TJ pushed up her glasses and repeated, “Oh yeah?”
“Listen,” Violet said, “don’t take it personally. It’s in our DNA. I got all of Mom’s and Dad’s brains and you got all of . . . all of . . . Well, I’m sure you got something. I mean it’s not like you were adopted.” She hesitated, then turned to TJ. “Were you?”
If TJ was mad before, she was outraged now. So outraged that she returned to her favorite argument. “Oh yeah?”
Violet sighed. “Haven’t we already had this discussion?”
TJ wanted to fire back with a classy put-down, but somehow she knew another “oh yeah” wouldn’t do the trick.
They both turned to see their youngest sister, Dorie, standing in the doorway. She was as cute as a button and almost as small.
“Can I borrow some markers?”
“Hey, Squid,” TJ said. “Why are you out of bed?”
“I’m working on Daddy’s Christmas gift.”
“You too?” TJ groaned.
Dorie said. “I’m making him a tie clasp.”

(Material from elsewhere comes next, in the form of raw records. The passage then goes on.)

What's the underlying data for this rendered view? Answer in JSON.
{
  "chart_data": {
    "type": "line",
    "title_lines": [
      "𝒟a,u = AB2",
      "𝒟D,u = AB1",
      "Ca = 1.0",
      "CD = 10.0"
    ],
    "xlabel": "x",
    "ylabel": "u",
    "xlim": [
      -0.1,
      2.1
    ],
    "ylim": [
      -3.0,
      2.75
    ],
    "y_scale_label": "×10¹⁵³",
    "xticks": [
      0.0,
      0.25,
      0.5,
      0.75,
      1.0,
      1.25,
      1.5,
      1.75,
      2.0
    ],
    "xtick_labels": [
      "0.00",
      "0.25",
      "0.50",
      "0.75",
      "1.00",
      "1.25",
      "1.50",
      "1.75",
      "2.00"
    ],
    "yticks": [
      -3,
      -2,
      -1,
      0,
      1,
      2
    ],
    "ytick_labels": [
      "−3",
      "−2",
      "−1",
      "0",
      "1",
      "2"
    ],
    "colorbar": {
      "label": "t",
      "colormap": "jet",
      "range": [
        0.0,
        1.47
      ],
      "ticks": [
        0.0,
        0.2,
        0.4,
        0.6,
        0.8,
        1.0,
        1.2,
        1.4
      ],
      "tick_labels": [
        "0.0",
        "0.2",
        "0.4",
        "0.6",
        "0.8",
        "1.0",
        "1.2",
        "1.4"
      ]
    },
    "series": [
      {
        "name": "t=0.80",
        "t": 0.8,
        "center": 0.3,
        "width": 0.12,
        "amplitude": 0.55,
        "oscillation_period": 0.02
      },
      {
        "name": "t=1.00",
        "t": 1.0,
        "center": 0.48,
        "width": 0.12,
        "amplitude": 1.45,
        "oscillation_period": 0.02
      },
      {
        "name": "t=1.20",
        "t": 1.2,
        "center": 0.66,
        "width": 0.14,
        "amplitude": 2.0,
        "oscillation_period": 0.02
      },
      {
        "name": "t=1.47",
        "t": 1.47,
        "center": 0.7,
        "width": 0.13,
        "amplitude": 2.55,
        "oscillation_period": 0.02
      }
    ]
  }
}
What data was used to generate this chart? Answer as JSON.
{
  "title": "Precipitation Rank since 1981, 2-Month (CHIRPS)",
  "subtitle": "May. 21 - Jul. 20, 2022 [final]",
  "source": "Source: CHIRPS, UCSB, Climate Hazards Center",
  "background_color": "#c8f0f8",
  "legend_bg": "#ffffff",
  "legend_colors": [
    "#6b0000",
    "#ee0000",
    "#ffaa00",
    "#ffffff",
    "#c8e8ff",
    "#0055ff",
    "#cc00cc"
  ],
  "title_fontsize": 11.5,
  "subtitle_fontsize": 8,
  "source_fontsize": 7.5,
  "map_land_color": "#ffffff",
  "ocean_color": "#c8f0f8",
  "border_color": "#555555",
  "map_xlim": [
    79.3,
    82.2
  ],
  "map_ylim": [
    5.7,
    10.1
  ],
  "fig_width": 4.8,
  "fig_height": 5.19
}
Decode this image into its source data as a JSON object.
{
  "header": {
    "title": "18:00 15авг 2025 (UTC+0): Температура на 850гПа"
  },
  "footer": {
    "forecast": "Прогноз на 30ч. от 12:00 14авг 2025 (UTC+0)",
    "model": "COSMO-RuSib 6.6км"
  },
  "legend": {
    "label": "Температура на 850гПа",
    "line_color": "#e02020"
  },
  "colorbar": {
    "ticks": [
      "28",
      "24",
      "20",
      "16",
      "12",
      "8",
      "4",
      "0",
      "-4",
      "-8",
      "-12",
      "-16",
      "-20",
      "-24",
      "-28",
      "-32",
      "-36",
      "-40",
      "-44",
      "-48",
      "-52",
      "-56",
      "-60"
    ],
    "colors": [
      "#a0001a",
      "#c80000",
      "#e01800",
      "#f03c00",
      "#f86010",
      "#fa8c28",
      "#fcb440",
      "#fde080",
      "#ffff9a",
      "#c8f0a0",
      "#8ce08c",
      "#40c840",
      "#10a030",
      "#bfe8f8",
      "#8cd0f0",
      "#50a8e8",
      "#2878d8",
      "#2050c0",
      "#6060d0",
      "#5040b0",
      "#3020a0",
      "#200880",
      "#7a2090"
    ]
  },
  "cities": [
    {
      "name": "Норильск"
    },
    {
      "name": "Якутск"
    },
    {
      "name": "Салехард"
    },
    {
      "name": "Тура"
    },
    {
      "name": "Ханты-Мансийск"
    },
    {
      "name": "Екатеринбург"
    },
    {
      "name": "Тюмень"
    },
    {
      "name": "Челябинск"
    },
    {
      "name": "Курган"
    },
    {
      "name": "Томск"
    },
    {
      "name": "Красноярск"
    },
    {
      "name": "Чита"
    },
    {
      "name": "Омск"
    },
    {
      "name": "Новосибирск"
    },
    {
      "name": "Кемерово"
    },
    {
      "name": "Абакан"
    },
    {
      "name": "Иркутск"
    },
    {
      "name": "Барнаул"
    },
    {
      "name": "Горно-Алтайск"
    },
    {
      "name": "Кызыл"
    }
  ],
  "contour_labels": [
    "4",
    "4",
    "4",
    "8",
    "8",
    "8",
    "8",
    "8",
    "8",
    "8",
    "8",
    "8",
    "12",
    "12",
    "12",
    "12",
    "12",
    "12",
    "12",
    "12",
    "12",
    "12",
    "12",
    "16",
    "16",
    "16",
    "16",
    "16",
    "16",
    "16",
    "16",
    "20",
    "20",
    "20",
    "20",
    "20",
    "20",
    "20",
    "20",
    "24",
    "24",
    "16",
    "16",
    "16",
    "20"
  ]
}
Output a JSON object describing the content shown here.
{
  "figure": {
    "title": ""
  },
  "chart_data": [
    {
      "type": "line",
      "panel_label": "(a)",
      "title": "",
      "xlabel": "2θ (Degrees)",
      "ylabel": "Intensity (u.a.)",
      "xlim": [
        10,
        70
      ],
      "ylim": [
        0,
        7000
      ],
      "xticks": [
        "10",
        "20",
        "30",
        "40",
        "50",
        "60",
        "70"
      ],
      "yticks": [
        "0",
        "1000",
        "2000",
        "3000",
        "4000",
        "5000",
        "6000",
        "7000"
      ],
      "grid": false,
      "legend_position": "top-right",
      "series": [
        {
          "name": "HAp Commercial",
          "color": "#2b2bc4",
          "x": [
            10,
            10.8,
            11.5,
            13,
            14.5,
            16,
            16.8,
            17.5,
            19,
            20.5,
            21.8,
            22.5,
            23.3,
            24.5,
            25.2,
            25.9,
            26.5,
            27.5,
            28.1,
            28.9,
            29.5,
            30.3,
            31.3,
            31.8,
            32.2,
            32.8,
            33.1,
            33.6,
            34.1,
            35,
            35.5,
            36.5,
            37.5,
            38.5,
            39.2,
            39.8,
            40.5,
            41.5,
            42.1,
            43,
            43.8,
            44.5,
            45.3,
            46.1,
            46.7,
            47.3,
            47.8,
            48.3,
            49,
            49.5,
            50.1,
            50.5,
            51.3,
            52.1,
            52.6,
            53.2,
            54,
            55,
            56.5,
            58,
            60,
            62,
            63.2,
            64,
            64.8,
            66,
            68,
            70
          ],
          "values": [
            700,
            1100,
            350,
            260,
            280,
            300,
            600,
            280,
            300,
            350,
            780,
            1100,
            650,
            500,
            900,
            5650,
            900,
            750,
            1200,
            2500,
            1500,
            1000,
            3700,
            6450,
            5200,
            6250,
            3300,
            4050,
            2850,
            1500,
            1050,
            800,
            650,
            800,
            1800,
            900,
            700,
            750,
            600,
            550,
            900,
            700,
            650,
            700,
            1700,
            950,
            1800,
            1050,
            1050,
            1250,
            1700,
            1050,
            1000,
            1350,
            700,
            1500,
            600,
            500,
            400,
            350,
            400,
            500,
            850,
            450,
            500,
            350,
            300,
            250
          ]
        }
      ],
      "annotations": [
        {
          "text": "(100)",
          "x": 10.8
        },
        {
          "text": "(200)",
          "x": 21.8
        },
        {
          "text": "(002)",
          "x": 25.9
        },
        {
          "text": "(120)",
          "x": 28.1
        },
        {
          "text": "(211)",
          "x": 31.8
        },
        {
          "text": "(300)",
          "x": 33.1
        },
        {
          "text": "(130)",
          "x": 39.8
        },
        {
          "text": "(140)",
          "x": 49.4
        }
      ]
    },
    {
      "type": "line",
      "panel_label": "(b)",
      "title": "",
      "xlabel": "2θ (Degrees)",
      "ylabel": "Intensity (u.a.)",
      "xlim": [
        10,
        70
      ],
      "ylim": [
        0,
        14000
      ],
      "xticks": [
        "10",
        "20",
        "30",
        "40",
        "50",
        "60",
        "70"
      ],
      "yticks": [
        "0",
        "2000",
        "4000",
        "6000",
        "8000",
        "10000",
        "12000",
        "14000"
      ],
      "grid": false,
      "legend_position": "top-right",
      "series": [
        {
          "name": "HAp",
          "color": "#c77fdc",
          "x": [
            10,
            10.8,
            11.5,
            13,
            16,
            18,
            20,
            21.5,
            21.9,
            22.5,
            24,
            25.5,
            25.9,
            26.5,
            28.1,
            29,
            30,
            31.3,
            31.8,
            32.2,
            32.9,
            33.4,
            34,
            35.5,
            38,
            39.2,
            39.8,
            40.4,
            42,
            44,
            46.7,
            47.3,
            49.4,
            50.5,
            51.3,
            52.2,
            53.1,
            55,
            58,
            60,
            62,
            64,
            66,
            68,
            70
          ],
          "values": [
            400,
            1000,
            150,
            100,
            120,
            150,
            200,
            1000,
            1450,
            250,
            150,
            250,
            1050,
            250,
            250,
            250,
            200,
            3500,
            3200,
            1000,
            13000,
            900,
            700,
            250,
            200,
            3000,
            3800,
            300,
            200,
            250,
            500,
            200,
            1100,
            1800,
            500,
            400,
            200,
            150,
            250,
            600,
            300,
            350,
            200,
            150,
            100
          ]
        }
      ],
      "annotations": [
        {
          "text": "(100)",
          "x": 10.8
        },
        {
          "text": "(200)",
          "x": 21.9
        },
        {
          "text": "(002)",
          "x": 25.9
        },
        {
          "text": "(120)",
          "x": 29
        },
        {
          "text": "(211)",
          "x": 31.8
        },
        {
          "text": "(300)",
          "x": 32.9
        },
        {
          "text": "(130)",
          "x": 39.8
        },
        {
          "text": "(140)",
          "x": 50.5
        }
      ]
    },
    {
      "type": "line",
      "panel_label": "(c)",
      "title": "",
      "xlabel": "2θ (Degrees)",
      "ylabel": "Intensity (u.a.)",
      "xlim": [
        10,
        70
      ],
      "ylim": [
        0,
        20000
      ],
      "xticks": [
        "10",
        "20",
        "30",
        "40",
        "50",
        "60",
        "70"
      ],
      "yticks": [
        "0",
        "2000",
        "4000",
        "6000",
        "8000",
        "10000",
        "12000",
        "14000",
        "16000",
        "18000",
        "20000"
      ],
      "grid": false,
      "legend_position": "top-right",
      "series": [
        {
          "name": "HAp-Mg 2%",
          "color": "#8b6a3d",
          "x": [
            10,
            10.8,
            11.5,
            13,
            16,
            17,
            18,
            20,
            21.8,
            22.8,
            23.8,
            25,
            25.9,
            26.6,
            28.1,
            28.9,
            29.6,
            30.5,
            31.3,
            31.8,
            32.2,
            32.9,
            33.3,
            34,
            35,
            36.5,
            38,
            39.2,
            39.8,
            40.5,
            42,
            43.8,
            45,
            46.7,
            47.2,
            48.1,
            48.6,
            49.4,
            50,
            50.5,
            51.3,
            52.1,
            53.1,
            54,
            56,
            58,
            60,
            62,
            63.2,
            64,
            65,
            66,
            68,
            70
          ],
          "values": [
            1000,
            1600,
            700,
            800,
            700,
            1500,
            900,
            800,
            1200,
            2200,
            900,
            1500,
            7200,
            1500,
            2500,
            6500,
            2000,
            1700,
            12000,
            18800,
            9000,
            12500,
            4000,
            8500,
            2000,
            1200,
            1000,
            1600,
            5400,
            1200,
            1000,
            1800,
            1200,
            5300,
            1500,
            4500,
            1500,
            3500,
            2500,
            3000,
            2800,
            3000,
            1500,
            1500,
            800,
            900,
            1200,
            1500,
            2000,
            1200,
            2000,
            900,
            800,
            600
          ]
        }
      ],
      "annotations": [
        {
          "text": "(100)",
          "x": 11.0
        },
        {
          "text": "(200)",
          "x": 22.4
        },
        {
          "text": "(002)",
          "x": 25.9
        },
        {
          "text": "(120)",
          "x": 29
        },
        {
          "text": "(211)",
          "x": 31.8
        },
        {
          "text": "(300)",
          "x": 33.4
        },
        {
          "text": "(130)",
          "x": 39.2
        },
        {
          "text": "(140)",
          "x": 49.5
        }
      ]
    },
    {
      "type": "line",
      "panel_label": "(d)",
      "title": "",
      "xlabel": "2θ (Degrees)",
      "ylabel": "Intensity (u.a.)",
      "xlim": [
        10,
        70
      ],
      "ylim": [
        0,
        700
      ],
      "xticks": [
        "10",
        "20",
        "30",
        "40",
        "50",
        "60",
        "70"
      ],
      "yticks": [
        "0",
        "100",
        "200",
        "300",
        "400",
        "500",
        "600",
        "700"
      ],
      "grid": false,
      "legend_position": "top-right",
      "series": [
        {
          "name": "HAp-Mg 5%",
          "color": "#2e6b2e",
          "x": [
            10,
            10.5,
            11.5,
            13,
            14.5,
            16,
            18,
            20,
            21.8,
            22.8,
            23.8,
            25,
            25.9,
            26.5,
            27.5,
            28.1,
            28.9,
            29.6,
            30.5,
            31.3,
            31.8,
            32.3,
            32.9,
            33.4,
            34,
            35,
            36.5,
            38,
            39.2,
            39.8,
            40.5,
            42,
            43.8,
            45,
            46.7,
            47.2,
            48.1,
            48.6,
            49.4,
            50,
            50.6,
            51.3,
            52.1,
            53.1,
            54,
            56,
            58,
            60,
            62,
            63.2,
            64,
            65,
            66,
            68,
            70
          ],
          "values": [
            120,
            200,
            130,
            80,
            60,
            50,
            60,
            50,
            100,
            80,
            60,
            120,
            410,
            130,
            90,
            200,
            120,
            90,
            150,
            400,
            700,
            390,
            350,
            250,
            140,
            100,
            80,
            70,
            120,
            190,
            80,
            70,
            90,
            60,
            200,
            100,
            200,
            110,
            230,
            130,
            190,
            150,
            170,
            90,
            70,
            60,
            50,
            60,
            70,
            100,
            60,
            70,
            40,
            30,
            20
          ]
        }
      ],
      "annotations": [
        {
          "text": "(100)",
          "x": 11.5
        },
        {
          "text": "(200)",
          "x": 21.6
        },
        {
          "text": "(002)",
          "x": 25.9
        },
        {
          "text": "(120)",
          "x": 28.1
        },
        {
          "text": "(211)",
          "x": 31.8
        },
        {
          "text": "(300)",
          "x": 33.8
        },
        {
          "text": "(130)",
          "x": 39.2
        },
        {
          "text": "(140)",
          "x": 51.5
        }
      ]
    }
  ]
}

Her face beamed with excitement. “I already found the clothespin. Now I just need to color it with markers.”
“You’re giving Dad a clothespin for Christmas?” TJ asked.
Dorie shook her head. “No. I’m giving him a clothespin colored with markers for Christmas.”
“I see.” TJ smiled. She always smiled when she talked with Dorie. Of course she tried to hide it. After all, Dorie was a younger sister, and younger sisters are supposed to irritate older sisters. (It’s like a law or something.) So TJ just tousled Dorie’s hair and said, “Let’s head to my room to see if I have any.”
“Yippee!” Dorie said as she skipped into the hallway.
But even as they headed toward her room, TJ’s mind raced back to Dad. She had to get him something. Granted, she had no money, but somehow the gift had to be bigger and better than Violet ever dreamed.
Unfortunately, some dreams turn into nightmares— especially with help from the 23rd century.